(Illustration: Aubrey Beardsley, The Scarlet Pastorale)
I'm currently re-reading these novels (in the handy SF Masterworks omnibus edition) and am again discovering just what a fine writer Moorcock at his best is. His swords-and-sorcery, with the exception of Elric, has always been a little hit-and-miss for me, but it's his so-called literary fiction and his non-traditional fantasy that impress me the most. Along with the freaked-out Jerry Cornelius novels, this trilogy stands among his most original, subversive, satirical and flat-out fantastic work.
It's Moorcock's on take on a dying earth milieu, filtered through a Decadent lens. The immortal and nearly omnipotent denizens of the end of time vie with each other in coming out with ever more elaborate fads, crazes and parties, recreating past epochs in various highly anachronistic ways and indulging in every pleasure - and pain - known to living beings. One of them, Jherek Carnelian, decides to try and revive the ancient mysteries of 'virtue' only to be diverted into another archaic spasm, 'love' by the arrival of a time traveller from the 19th century.

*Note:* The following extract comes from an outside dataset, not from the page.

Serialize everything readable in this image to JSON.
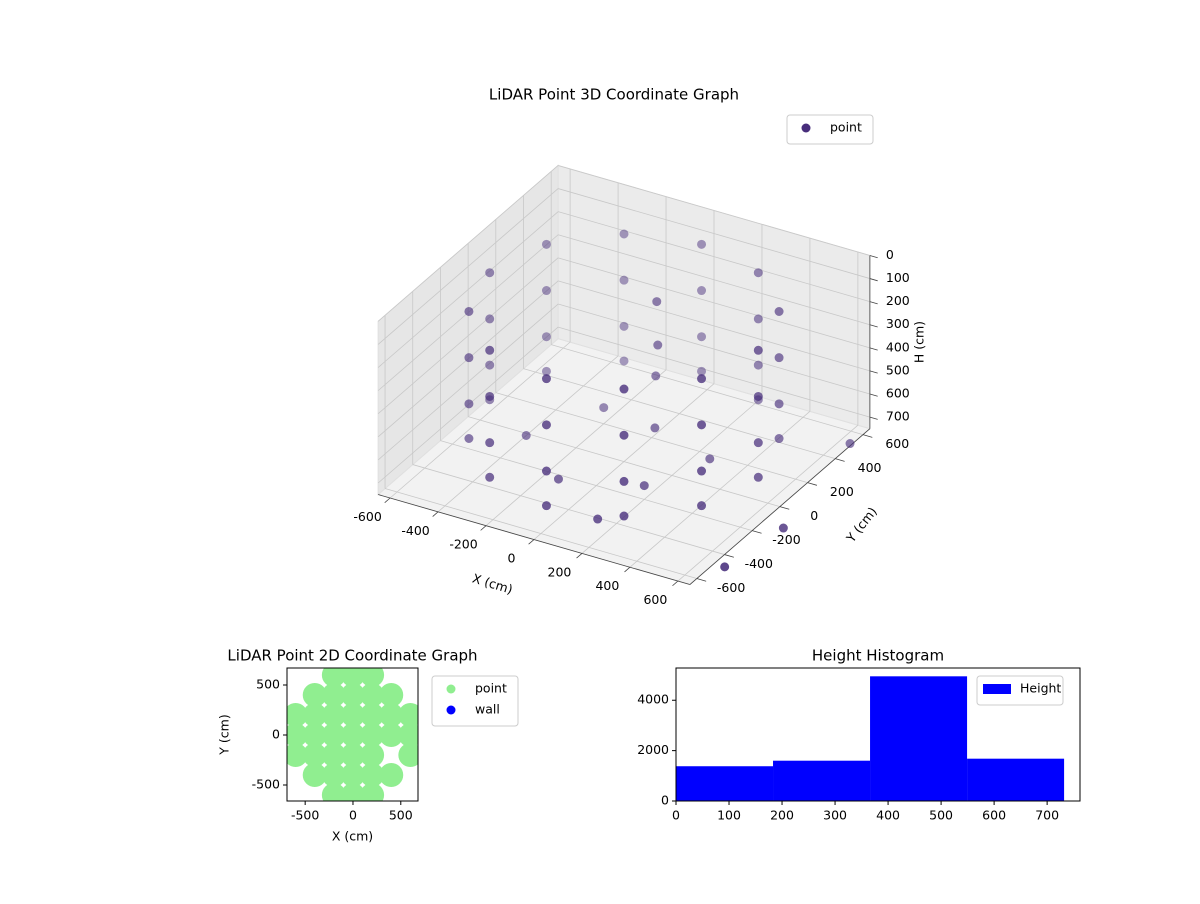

The sheer fertility of Moorcock's imagination, the vividness of his descriptions, the variety and sting of his satirical barbs and the sparkling dialogue indulged in by his endtime decadents all make these books an absolute delight. I suspect they'd leave readers expecting some sort of epic fantasy or SF a little nonplussed, but for the reader with no expectations except brilliance, these books may just be the ticket.